A Las Vegas man facing the death penalty in the slaying of a 75-year-old woman should not be allowed to cover his neo-Nazi tattoos with makeup when he goes to trial, a judge ruled Thursday.
A swastika within a clover is permanently etched under Bayzle Morgan’s left eye. The words “Most Wanted” are scrawled across his forehead, and “Baby Nazi” is tattooed on the 25-year-old’s neck, and two more white supremacist tattoos are located where his eyebrows should be.
Morgan gained international media attention earlier this year after a different judge ordered the tattoos covered during a separate robbery trial.
He is facing a second trial in the slaying of 75-year-old Jean Main, which occurred just days before the robbery. That trial, once scheduled to start on Halloween, has been postponed.
“I’m just not convinced you tried hard enough to pick a jury,” said District Judge Michelle Leavitt, who is overseeing the murder case. “They could be impacted; they just have to be fair and impartial, regardless of the fact that they don’t like the tattoos or they impact them in a negative way. They should be able to set it aside. And it’s just outrageous if a juror can’t do that.”
Prosecutors said that in May 2013 Morgan broke into Main’s home in the 8000 block of Green Pasture Avenue, while she was alone, pistol-whipped her over the head so hard that the trigger guard broke into pieces, and then shot her in the back of the head. Her boyfriend found her face down in a first-floor bathroom.
A getaway driver, identified as Keith Smith, now 49, left when he heard gunshots but returned and saw Morgan with a suitcase of items from the victim’s house. Smith was sentenced this month to four to 10 years in prison on burglary charges.
Police recovered a laptop, a Kindle Fire, a purse with $800 and keys to a Cadillac Escalade at Morgan’s residence when he was arrested.
Defense lawyer Dayvid Figler called the makeup “a unique solution” and “a viable alternative” and pointed to “weeping,” “nervous,” “frightened” and “angry” potential jurors who said they could not have decided the robbery case with fairness after seeing his tattoos.
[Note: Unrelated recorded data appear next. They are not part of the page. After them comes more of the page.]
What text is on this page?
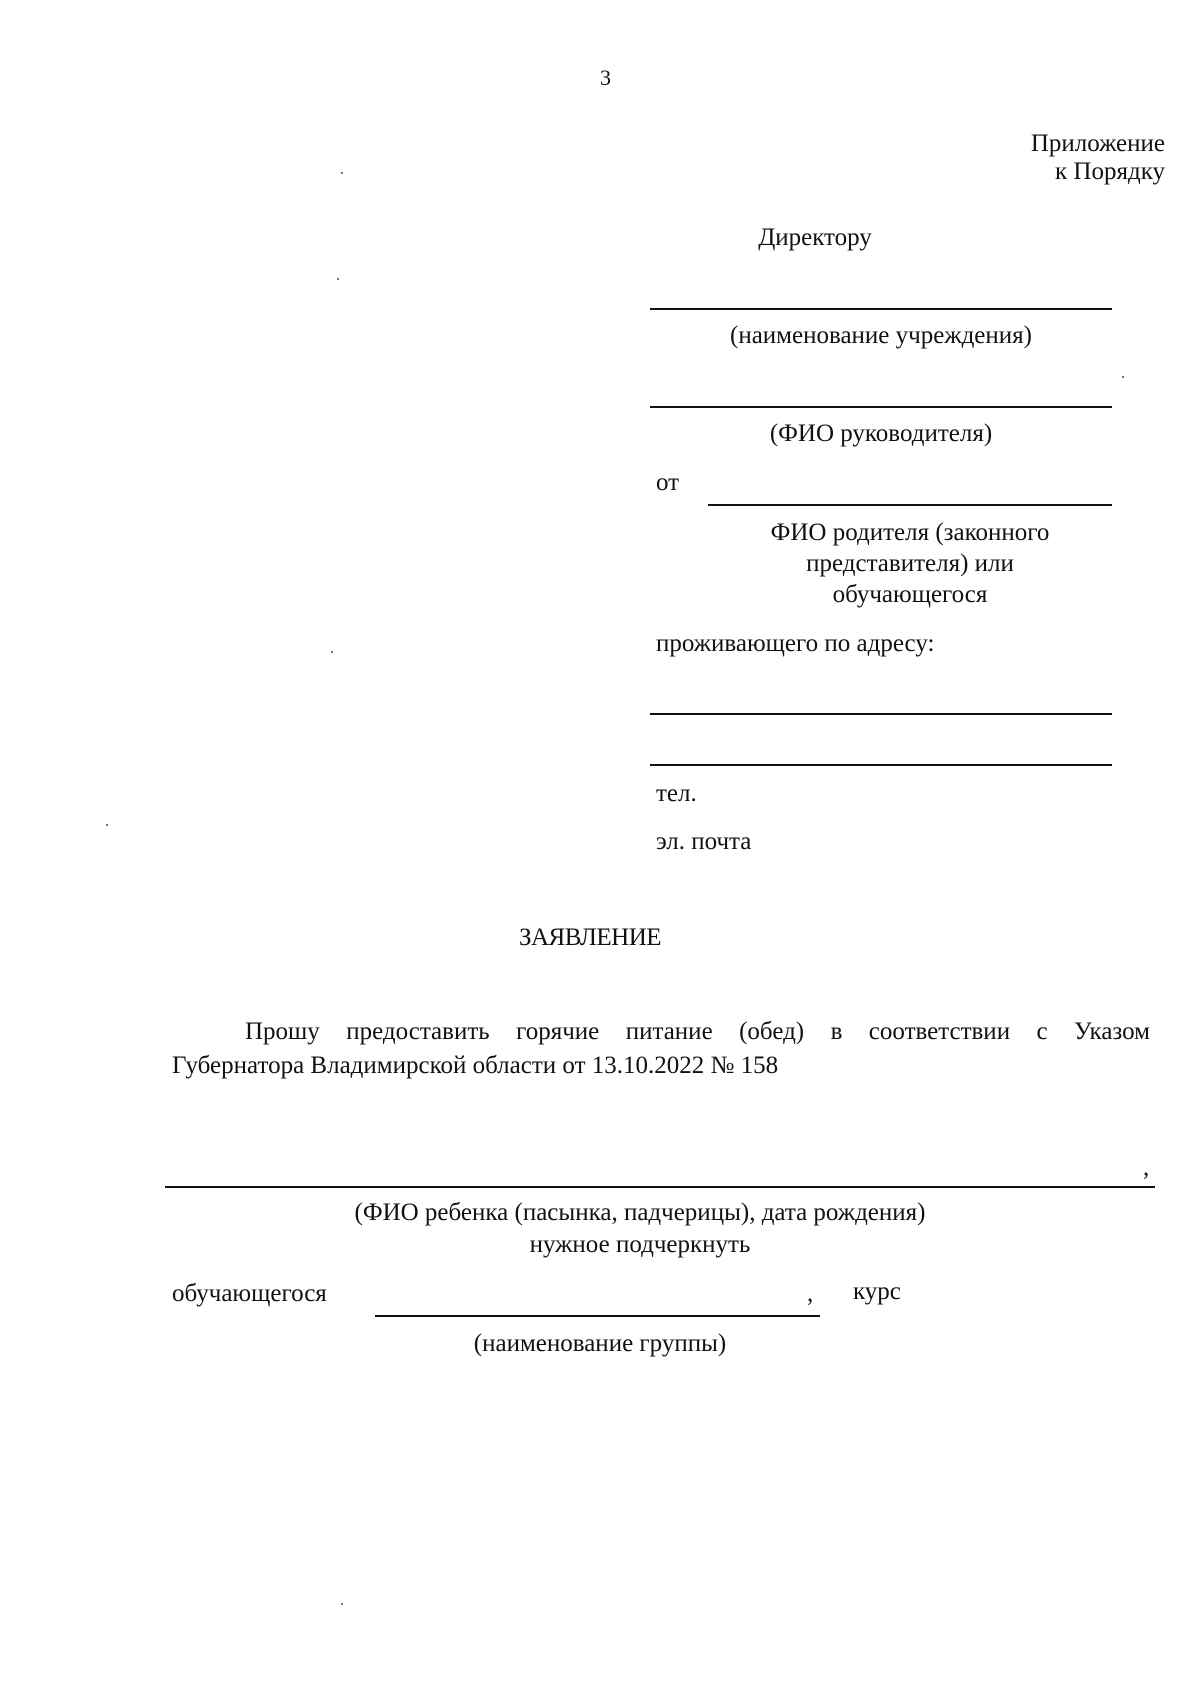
3
Приложение
к Порядку
Директору
(наименование учреждения)
(ФИО руководителя)
от
ФИО родителя (законного
представителя) или
обучающегося
проживающего по адресу:
тел.
эл. почта
ЗАЯВЛЕНИЕ
Прошу предоставить горячие питание (обед) в соответствии с Указом
Губернатора Владимирской области от 13.10.2022 № 158
,
(ФИО ребенка (пасынка, падчерицы), дата рождения)
нужное подчеркнуть
обучающегося	, курс
(наименование группы)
At age 18 in 2010, Morgan was ordered to serve 19 to 48 months behind bars on a charge of possession of a stolen vehicle. In a mugshot from High Desert State Prison at the time, there are no visible tattoos on his face. Figler said the markings were prison-made.
“The tattoos have nothing to do with this (murder) case,” Figler said. “However there is the potential that they could prejudice him, due to no fault of his own, because of the nature and circumstances of how those tattoos came onto his face in the first place.”
In August, with his tattoos covered by makeup, Morgan was convicted of robbery. Jurors were unaware Morgan’s tattoos had been concealed, and some told the Review-Journal that seeing the markings would not have changed their verdict.
Chief Deputy District Attorney Giancarlo Pesci said none of the evidence in the murder case relates to Morgan’s tattoos. In the robbery trial, “we just didn’t have the right approach in getting a jury,” the prosecutor said.